A leader excoriating 'the toffee-nosed bunch who publicise the Channel tunnel' left readers in no doubt that they should avenge the insult by opting for the ferries. 'Stick that up your Chunnel,' concluded the currant bun in its usual dignified tone.

It was a glorious PR blunder - one to equal Gerald Ratner's infamous description of one of his jewellery products as 'total crap'.

John Noulton, director of public affairs at Eurotunnel, admits: 'We could have done without the story.' But he insists the newspaper misinterpreted what was said by the Charles Barker official.
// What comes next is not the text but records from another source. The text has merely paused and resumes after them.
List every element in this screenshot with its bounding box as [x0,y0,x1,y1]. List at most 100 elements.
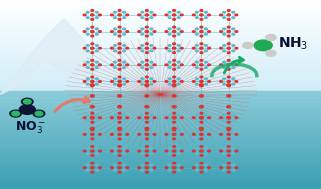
Circle shape [91,155,94,156]
Circle shape [91,47,94,49]
Circle shape [110,14,113,16]
Circle shape [172,47,176,49]
Circle shape [145,26,148,28]
Circle shape [220,81,222,82]
Circle shape [208,31,211,32]
Circle shape [86,83,89,85]
Circle shape [204,50,207,52]
Circle shape [83,31,86,32]
Circle shape [172,127,176,130]
Circle shape [204,33,207,35]
Circle shape [91,112,94,114]
Bar [0,110,321,113]
Circle shape [83,117,86,119]
Circle shape [145,116,149,119]
Circle shape [117,84,121,86]
Circle shape [180,64,183,66]
Circle shape [200,31,203,33]
Circle shape [232,28,235,30]
Circle shape [168,17,171,19]
Circle shape [153,134,156,135]
Circle shape [235,64,238,66]
Circle shape [95,28,98,30]
Circle shape [200,19,203,20]
Circle shape [165,81,168,82]
Circle shape [117,127,121,130]
Circle shape [195,17,198,19]
Bar [0,38,321,41]
Bar [0,132,321,136]
Bar [0,6,321,9]
Circle shape [126,134,129,135]
Circle shape [232,147,235,149]
Circle shape [223,170,226,171]
Circle shape [227,117,230,119]
Circle shape [114,136,117,138]
Circle shape [227,122,230,123]
Circle shape [150,67,153,68]
Circle shape [168,33,171,35]
Circle shape [177,67,180,68]
Circle shape [177,153,180,155]
Circle shape [173,171,176,173]
Circle shape [153,117,156,119]
Circle shape [192,64,195,66]
Circle shape [227,69,230,70]
Circle shape [173,60,176,61]
Circle shape [99,134,101,135]
Circle shape [150,61,153,63]
Bar [0,50,321,53]
Circle shape [227,95,230,97]
Circle shape [200,64,203,66]
Circle shape [223,114,226,116]
Circle shape [150,114,153,116]
Circle shape [114,50,117,52]
Circle shape [192,117,195,119]
Circle shape [223,17,226,19]
Circle shape [200,162,203,164]
Circle shape [200,43,203,44]
Circle shape [204,78,207,80]
Circle shape [223,147,226,149]
Circle shape [118,146,121,147]
Bar [0,176,321,180]
Circle shape [227,10,230,11]
Circle shape [165,31,168,32]
Circle shape [118,64,121,66]
Bar [0,145,321,148]
Circle shape [91,35,94,37]
Circle shape [208,81,211,82]
Circle shape [114,153,117,155]
Circle shape [145,138,148,140]
Circle shape [126,14,129,16]
Circle shape [195,147,198,149]
Circle shape [235,117,238,119]
Bar [0,151,321,154]
Circle shape [141,50,144,52]
Circle shape [91,171,94,173]
Circle shape [192,150,195,152]
Circle shape [123,28,126,30]
Circle shape [138,31,141,32]
Circle shape [118,10,121,11]
Circle shape [195,83,198,85]
Circle shape [192,47,195,49]
FancyArrowPatch shape [224,57,243,73]
Circle shape [177,136,180,138]
Circle shape [83,47,86,49]
Circle shape [195,45,198,46]
Circle shape [227,64,230,66]
Circle shape [118,138,121,140]
Circle shape [118,85,121,87]
Circle shape [117,106,121,108]
Bar [0,148,321,151]
Circle shape [165,64,168,66]
Bar [0,63,321,66]
Circle shape [232,170,235,171]
Circle shape [177,147,180,149]
Circle shape [95,153,98,155]
Circle shape [91,150,94,152]
Bar [0,69,321,72]
Circle shape [172,106,176,108]
Bar [0,126,321,129]
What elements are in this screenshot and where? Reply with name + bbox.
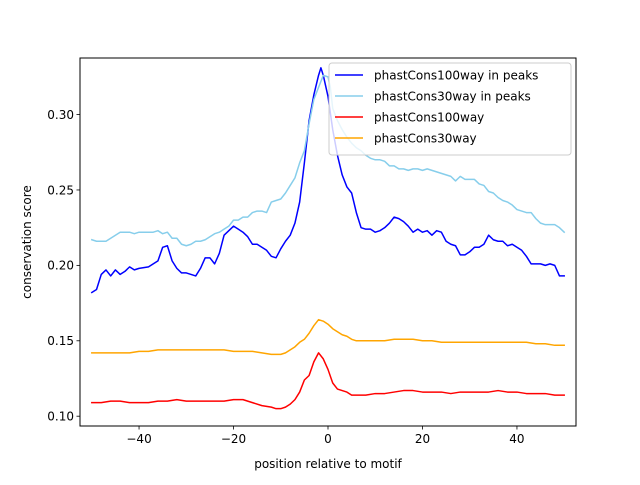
x-axis-label: position relative to motif bbox=[254, 457, 402, 471]
x-tick-label: 0 bbox=[324, 432, 332, 446]
legend-label-3: phastCons30way bbox=[374, 132, 477, 146]
y-tick-label: 0.25 bbox=[47, 183, 74, 197]
legend: phastCons100way in peaks phastCons30way i… bbox=[328, 62, 572, 156]
legend-label-0: phastCons100way in peaks bbox=[374, 69, 538, 83]
y-tick-label: 0.15 bbox=[47, 334, 74, 348]
series-line-3 bbox=[91, 318, 565, 356]
x-tick-label: 20 bbox=[415, 432, 430, 446]
legend-label-1: phastCons30way in peaks bbox=[374, 90, 531, 104]
y-tick-label: 0.30 bbox=[47, 108, 74, 122]
x-tick-label: −20 bbox=[221, 432, 246, 446]
legend-label-2: phastCons100way bbox=[374, 111, 484, 125]
y-tick-label: 0.20 bbox=[47, 259, 74, 273]
x-tick-label: 40 bbox=[509, 432, 524, 446]
y-axis-label: conservation score bbox=[20, 185, 34, 299]
x-tick-label: −40 bbox=[126, 432, 151, 446]
y-tick-label: 0.10 bbox=[47, 409, 74, 423]
legend-box bbox=[328, 62, 572, 156]
series-line-2 bbox=[91, 352, 565, 410]
ticks-layer: −40 −20 0 20 40 0.10 0.15 0.20 0.25 0.30 bbox=[47, 108, 524, 446]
'I don't believe a PR professional would say that on our behalf,' he says loyally, and dismisses any similarity with Ratners. 'Our product isn't crap. Our product is so good that newspapers are fighting each other for tickets.'

Shell-shocked staff at Charles Barker are putting a brave face on things. Jennifer Potter, the director in charge of the Eurotunnel account, admits: 'It's less than helpful, but it won't lose us clients.'

These clients include Cadbury's confectionery, Spiller's pet foods and even Her Majesty's Government: for it is the Charles Barker hucksters who try to keep alight that dampest of damp squibs, the Citizen's Charter.

'We do see Sun readers as customers, otherwise we wouldn't have spent pounds 100,000 advertising in it over the last few weeks,' Ms Potter adds with meaning. For the moment, Charles Barker has survived the rumpus. But there is a disturbing augury.

I seem to recall Eurotunnel's unamused boss, Sir Alastair Morton, sacking a previous PR agency, Hill & Knowlton, after it set up a cringe-making publicity stunt starring the cast of 'Allo 'Allo.